In this blog post, I have the pleasure of interviewing a wonderful Chicago artist whose works are currently on view at Judy A Saslow Gallery. He is a dedicated and talented artists whose work you should know about. Check out the interview and get In-Sync with Jordan Scott.
SG: Where did you go to school & what was your area of concentration?
JS: I graduated from Indiana University (Bloomington). I have a degree in Religious Studies/Philosophy. The Religious Studies program was an intensive writing program mixed with religion, history and philosophy. I have always been interested in philosophy and religious ideas, particularly of East Asia, including India, China and Japan. Many of these ideas and beliefs, mainly the notion of a universal “connection” (i.e. Jungian idea of a collective consciousness), are still a major theme in my artwork today. I am also currently enrolled in the digital photography program at the Chicago Photography Academy. I have always been interested in photography and I am excited to see how photography continues to work its way into my art in the future.
SG: What is your website?
JS: My website is: www.jordanscottart.com
SG: What are you working on and what inspires you right now?
JS: I am currently working on an ongoing series of geometric abstractions using thousands of used postage stamps and resin as my medium. I have been working on this series for about ten years now. In my studio, the essential things I cannot live without are my Keurig coffee and tea maker and my adjustable wall easel system that I designed and built myself.
SG: Do you find social media to be a distraction or an asset for you as an artist and how do you deal with it?
JS: Presently, the only social media I am using is Facebook and it took me a while to get used to and appreciate it. It has definitely become an asset. I schedule time each day to check in with posts and at least once a week submit my own posts to my art page and to several groups. If used correctly and in balance, Facebook is a great resource and platform. I will be adding Instagram to the mix soon at the advice of a fellow artist friend.

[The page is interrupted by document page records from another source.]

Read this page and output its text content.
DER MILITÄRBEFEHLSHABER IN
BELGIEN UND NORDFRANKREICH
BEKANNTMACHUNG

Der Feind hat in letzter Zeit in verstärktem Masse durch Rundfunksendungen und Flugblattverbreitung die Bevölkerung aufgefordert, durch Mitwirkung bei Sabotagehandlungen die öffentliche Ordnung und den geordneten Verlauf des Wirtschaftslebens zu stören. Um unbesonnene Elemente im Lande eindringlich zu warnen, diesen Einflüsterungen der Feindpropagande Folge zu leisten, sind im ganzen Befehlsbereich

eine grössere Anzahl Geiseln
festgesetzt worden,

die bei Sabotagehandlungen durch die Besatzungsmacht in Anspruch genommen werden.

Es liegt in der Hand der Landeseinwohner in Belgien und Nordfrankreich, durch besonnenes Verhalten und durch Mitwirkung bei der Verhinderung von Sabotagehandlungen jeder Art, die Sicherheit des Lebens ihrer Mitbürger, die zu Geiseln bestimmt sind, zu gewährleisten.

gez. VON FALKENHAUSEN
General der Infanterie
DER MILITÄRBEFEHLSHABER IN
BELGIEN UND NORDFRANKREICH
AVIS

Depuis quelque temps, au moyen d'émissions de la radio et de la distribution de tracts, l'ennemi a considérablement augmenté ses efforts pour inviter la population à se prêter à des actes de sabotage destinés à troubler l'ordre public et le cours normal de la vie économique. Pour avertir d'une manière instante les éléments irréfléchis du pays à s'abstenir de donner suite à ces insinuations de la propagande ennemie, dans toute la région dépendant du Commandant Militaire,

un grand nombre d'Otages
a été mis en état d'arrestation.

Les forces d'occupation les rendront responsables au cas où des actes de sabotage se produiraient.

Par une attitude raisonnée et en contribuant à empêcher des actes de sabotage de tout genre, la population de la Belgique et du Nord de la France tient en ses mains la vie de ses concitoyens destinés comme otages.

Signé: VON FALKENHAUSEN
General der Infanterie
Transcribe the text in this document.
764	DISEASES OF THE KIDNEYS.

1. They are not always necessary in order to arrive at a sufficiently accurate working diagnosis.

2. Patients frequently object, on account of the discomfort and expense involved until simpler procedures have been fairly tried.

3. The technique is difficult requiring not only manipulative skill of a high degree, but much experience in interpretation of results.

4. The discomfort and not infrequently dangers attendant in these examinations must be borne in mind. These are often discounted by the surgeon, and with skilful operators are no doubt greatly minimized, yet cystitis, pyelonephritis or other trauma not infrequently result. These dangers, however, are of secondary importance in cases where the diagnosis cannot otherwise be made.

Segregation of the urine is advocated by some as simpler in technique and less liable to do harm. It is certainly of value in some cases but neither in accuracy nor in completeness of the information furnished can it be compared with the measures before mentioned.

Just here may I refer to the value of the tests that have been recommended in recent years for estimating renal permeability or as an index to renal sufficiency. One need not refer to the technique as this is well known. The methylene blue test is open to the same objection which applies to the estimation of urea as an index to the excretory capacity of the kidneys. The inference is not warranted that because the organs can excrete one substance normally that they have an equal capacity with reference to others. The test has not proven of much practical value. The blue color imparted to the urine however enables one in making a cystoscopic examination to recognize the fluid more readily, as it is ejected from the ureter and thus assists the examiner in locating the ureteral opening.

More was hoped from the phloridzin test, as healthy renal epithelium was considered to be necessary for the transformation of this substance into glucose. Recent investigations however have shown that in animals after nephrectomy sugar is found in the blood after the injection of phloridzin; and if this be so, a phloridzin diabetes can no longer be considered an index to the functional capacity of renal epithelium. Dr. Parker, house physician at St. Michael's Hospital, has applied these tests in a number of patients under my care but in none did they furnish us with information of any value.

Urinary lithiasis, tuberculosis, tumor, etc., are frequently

SG: What is your biggest challenge as a contemporary artist?
JS: My biggest challenge as a contemporary artist is balancing my studio time (i.e. creating) with the back office time (i.e. PR and marketing/submitting, etc.). I am constantly struggling with spending enough time on the later of the two. In other words, I am too heavy on the studio side and too light on the back office side.
SG: What’s next for you (exhibits, projects, travels, residencies, etc)?
JS: I currently have as show up at Judy A Saslow Gallery in Chicago, and will be a part of a show at the Christopher Art Center in Chicago Heights in February. Later in the year, I will have new work at Roan and Black Gallery in Suagatuck, Michigan, and Wright Gallery in Northport, Michigan.
SG: Do you believe gallery representation today is as important as it has been in the past?
JS: I have always had gallery representation and have a good experience with that avenue and the exposure it brings. I know several artists who are doing quite well with no, or little, gallery representation. It’s exciting to see the changes in the entire model of being an artist and selling artwork. I think gallery representation is still important, but there are so many other avenues now as well, especially for the artist who deals in reproductions and smaller works.
SG: What is one word of advice you would give to emerging artists?
JS: My personal advice to other artists is to participate in as many workshops and groups as possible, and these days with webinar format, it is easier than ever. Sergio’s “Next Level” workshop and Paul Klein’s “Klein Artist Works” are good examples and are both highly recommended by me. Also, it is very important that an artist is proficient with both a digital camera and Photoshop (or Lightroom, or similar programs). It is an absolute must to be able to document one’s own work on a regular basis, not once a quarter in a professional photographer’s studio. My studio, in the Cornelia Art Building, is organized so that I can set up my lights and camera and shoot within 15-20 minutes at any time. It is important for an artist to understand proper exposure and white balance and how to use lighting. And then a good working knowledge of post-production in Photoshop is a must. I can’t tell you how many times I have seen the images an artist submitted to a gallery or show and I was stunned. They didn’t even crop out the surroundings in the dining room they shot it in!!!